# Two-sample test for deviation from zero?

What would be an appropriate statistical test to test whether one sample is more significantly spread out around zero than other?

I believe that what I am looking for is a kind of f-test but instead of comparing variances (variations around the mean of each sample) I would want to compare "variances" around a fixed predefined value (in my case zero) between the two samples.

Here's a pic in an attempt to depict qualitatively how the test I seek should work:

• Why are you interested in zero? Dec 13 '16 at 15:12
• I am interest in allelic expression. And I would like to be able to test if two samples (homozygous and heterozygous) have expression values sufficiently different from zero (in log-scale, that is).

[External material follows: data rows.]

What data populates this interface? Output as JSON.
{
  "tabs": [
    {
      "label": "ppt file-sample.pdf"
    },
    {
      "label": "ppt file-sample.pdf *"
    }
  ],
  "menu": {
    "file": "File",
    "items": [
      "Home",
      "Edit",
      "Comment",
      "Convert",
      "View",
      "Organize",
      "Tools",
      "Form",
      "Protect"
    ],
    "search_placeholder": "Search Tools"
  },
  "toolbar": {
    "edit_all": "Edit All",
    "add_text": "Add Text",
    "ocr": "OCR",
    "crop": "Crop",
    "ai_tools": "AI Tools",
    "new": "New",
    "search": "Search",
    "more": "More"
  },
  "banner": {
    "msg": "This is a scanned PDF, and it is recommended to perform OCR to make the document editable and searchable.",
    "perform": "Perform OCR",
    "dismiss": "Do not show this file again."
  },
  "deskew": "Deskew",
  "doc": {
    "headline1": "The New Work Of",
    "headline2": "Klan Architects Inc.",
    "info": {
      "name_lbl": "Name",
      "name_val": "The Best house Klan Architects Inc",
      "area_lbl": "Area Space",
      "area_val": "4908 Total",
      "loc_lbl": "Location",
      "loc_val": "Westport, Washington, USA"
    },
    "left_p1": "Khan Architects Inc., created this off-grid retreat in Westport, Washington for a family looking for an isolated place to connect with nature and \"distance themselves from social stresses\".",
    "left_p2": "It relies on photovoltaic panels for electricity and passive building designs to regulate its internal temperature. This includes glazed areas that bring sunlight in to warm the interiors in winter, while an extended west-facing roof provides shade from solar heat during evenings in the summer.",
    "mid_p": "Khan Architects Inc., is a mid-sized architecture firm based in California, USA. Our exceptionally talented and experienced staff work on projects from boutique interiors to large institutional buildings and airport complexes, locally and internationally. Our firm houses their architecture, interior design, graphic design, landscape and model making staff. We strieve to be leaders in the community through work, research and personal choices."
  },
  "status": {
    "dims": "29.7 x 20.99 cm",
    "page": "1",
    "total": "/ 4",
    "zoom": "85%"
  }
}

So I would like to be able to detect if the spread from zero of heterozygous samples is greater than that of the homozygous samples. Dec 13 '16 at 16:03
• Can you post an example dataset to clarify your situation? Dec 13 '16 at 17:41
• @gung: Just added a pic which I hope clarifies what I am looking for. Dec 13 '16 at 18:55
• What would you guys say about using Mann–Whitney U test (en.wikipedia.org/wiki/Mann%E2%80%93Whitney_U_test) on samples A' and B', where A' and B' are absolute-value-transformed samples of A and B, respectively? Dec 13 '16 at 19:41

Perform the Mann–Whitney U test on the absolute values.

Here's some code in R that does the job:

stat.test <- function(sample_A, sample_B, difference = 0) {
sample_A_abs <- abs(sample_A)
sample_B_abs <- abs(sample_B)

wilcox.test(x = sample_B_abs, y = sample_A_abs,
alternative = "greater", mu = difference)

}